This is how Fed tightening regimes work
We’re bracing for another big sell off in equities today. I don’t know if you saw my piece yesterday on market groups breaking below 50- and 200-day daily moving averages. I said “I don’t have a view on whether this is important. But the technicals are weak.” For me, this is part and parcel of a late-cycle Fed tightening regime that I described in February.
…as inflation expectations increase, the interest rates investors will accept will climb slowly. Equity markets won’t throw a fit at 2.85% interest rates… Instead though, it could be smooth sailing until 10-year interest rates hit 3.00%. And then we see more market volatility. But once that level settles in, the acceptable rate might climb to 3.25%. And we will repeat the process all over again.
This is how late-cycle interest rate hike regimes work. But at some point, there will be a negative impact on credit and that will feed through into the real economy.
That’s what I wrote back in February. And that’s what’s happening right now.
Bear steepening is a signal the market believes the Fed could be behind the curve
The 10 or 15 basis points of bear steepening that we saw recently now looks to have been limited. We are still at a level where the 10-year trades at 32 basis points more than the 2-year. So the curve is, indeed, somewhat steeper than it was in August or early September. But the same dynamic that began with the regime shift is still with us. And it is saying that interest rates will go up in waves before asset markets gets spooked and sell off. We are seeing one such episode now.
I still see the market shift to bear steepening as significant though, because it is a marker for the market’s realization that the economy is resilient enough for the Fed to continue to raise rates more than it has guided for. In short, the market now believes the Fed is behind the curve. How dos it deal with that though?
Up until now, the concept that the Fed was behind the curve meant steepening as the market believed any rate hikes would not derail economic growth or earnings growth. But we are seeing a big hiccup, doubts about that argument. That’s what the equity sell-off, bond rally means.
I believe this episode will pass in due course, with the market now inured to the 3.25%, resulting in a march higher from here. It’s take us a really long time to get here because the bond market rally after we hit 3% was so extended that it almost seemed we wouldn’t get to 3.25% before the curve flattened into inversion.
But we’re here now. And the Fed is signalling more rate hikes are to come. We’ll just have to see how the real economy holds up.
The initial real economy impact
My baseline is that the US economy powers through 2018 with some pockets of weakness. We are seeing that weakness in the interest-sensitive housing sector. But the latest GDPNow reading that came out yesterday still shows 4.2% for Q3 growth. That’s up from the previous read of 4.1%, with just over two weeks left before we see the actual number.
I think Reuters has it right:
Rising costs for companies are worrying investors already concerned about a step down in U.S. corporate profit growth next year as Wall Street’s focus turns away from 2018’s tax-fueled earnings boost.
My view: This will pass. Equities are not headed for a bear market just yet.

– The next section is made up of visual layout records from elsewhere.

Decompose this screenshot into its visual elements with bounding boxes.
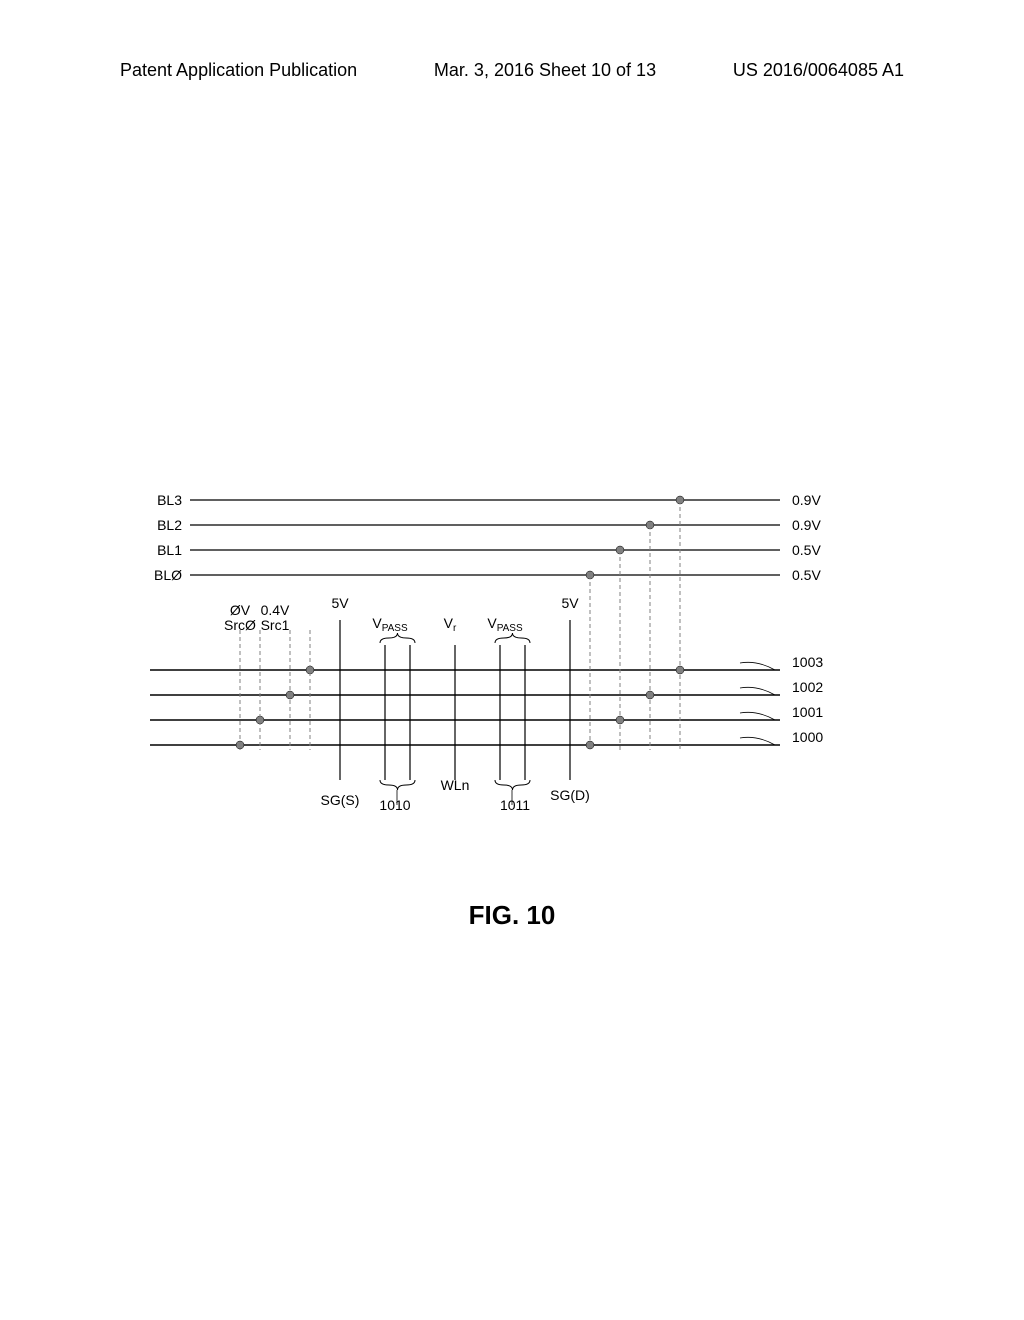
svg-text:BLØ: BLØ — [154, 567, 182, 583]
svg-text:BL2: BL2 — [157, 517, 182, 533]
svg-text:BL3: BL3 — [157, 492, 182, 508]
svg-text:BL1: BL1 — [157, 542, 182, 558]
svg-text:1002: 1002 — [792, 679, 823, 695]
svg-text:0.5V: 0.5V — [792, 542, 821, 558]
svg-text:0.4V: 0.4V — [261, 602, 290, 618]
svg-text:SG(S): SG(S) — [321, 792, 360, 808]
circuit-diagram: BL3 0.9V BL2 0.9V BL1 0.5V BLØ 0.5V 1003 1002 1001… — [120, 480, 900, 860]
svg-text:ØV: ØV — [230, 602, 251, 618]
page-header: Patent Application Publication Mar. 3, 2… — [0, 60, 1024, 81]
figure-caption: FIG. 10 — [0, 900, 1024, 931]
svg-text:VPASS: VPASS — [487, 615, 523, 634]
svg-text:VPASS: VPASS — [372, 615, 408, 634]
svg-text:1001: 1001 — [792, 704, 823, 720]
svg-text:1011: 1011 — [500, 797, 530, 813]
header-left: Patent Application Publication — [120, 60, 357, 81]
header-center: Mar. 3, 2016 Sheet 10 of 13 — [434, 60, 656, 81]
svg-text:5V: 5V — [331, 595, 349, 611]
header-right: US 2016/0064085 A1 — [733, 60, 904, 81]
svg-text:SG(D): SG(D) — [550, 787, 590, 803]
svg-text:5V: 5V — [561, 595, 579, 611]
svg-text:1010: 1010 — [379, 797, 410, 813]
svg-text:0.9V: 0.9V — [792, 492, 821, 508]
svg-text:SrcØ: SrcØ — [224, 617, 256, 633]
figure-number: FIG. 10 — [469, 900, 556, 930]
svg-text:0.5V: 0.5V — [792, 567, 821, 583]
svg-text:WLn: WLn — [441, 777, 470, 793]
svg-text:0.9V: 0.9V — [792, 517, 821, 533]
svg-text:Vr: Vr — [444, 615, 457, 634]
svg-text:1000: 1000 — [792, 729, 823, 745]
svg-text:Src1: Src1 — [261, 617, 290, 633]
svg-text:1003: 1003 — [792, 654, 823, 670]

Instead, as Neil Irwin puts it, “interest rates are rising for all the right reasons.”
“The long end of the yield curve has finally moved to the view that this could be a more persistent recovery,” said Michelle Meyer, head of U.S. economics at Bank of America-Merrill Lynch. “It’s reflecting the possibility that this recovery has further legs.”
But, crucially, the higher long-term interest rates don’t seem to be driven by expectations that inflation will soar higher.
Credit distress in 2019 and beyond is the key
Back in April, I talked about what I called “the Bonton effect,” when perfectly healthy retailers go bankrupt.
As I said in February, “at some point, there will be a negative impact on credit and that will feed through into the real economy.” The question is when. My assumption is that the Fed will continue to raise rates right up until the curve is almost completely flat. And at that point, it will pause. We will then see how the existing policy stance feeds through into credit markets and the real economy.
Telltale signs that tightening is having an effect will come via increased high yield default rates and company liquidations. Let’s call it “The Bonton Effect”. I think of Bonton, the Pennsylvania retailer that just declared bankruptcy, as an intrinsically healthy department store. But it is struggling with changing industry dynamics and a mountain of debt.
This isn’t Sears here. I don’t see the imminent bankruptcy of Sears as a “Bonton Effect” bankruptcy. But a Tesla would be. And I anticipate we are going to see this kind of distress in the latter half of 2019 if not before.
In the meantime, watch for signals that we are moving to four rate hikes in 2019 in addition to four in 2018. This may be enough to push us into distress. But, then again, it may not be. It’s just too early to tell.